Cottonwood Canyon Vineyard & Winery, which has the only wine caves in Santa Barbara County open to the public, gives chardonnay and pinot noir their just due, but also blends its pinot noir with syrah grapes from Paso Robles in a 30-70 ratio (dubbed “Syroir”) and makes Bordeaux blends, syrah, and syrah port. Cottonwood also has produced blanc de blanc and blanc de noir sparkling wines with estate grapes, though the last vintage was 2001.

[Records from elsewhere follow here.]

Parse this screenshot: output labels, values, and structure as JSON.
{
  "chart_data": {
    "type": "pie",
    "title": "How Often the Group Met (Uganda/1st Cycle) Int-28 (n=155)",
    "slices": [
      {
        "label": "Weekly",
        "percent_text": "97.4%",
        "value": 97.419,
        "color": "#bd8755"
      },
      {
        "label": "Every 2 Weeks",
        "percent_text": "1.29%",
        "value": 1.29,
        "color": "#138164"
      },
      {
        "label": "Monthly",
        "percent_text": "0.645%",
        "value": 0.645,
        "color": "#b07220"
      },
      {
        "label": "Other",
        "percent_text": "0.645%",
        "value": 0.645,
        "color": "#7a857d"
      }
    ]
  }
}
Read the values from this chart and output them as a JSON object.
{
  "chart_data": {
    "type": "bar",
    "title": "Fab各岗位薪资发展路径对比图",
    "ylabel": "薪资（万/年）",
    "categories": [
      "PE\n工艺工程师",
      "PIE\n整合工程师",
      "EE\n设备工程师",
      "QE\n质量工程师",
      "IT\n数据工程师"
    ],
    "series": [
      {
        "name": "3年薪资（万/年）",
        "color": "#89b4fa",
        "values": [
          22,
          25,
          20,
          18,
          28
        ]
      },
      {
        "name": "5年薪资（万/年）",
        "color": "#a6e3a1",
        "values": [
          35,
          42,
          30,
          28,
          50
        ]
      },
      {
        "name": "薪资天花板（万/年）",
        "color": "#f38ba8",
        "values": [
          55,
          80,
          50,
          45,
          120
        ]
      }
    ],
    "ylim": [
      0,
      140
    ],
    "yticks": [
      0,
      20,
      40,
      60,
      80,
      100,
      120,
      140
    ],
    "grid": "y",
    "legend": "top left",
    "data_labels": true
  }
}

The area’s oldest winery, Santa Barbara Winery, produced fruit wines (i.e. ollalaberry), as well a zinfandel from Paso Robles grapes when it was founded in 1962. It has since extended its grape growing to not only French varietals, but also the Italian varietals of sangiovese, nebbiolo, and primitivo (the genetic twin to zinfandel).
Sam Marmorstein, owner of The Los Olivos Café (the restaurant made famous by the movie Sideways) also has recently planted sangiovese and nebbiolo grapes. For now, visitors to his café and adjoining Wine Tasting Bar (featuring more than 500 vintages) can enjoy his chardonnay and syrah, bottled under the Bernat Vineyards & Winery label.
If there’s strength in diversity, Santa Barbara County shows real muscle.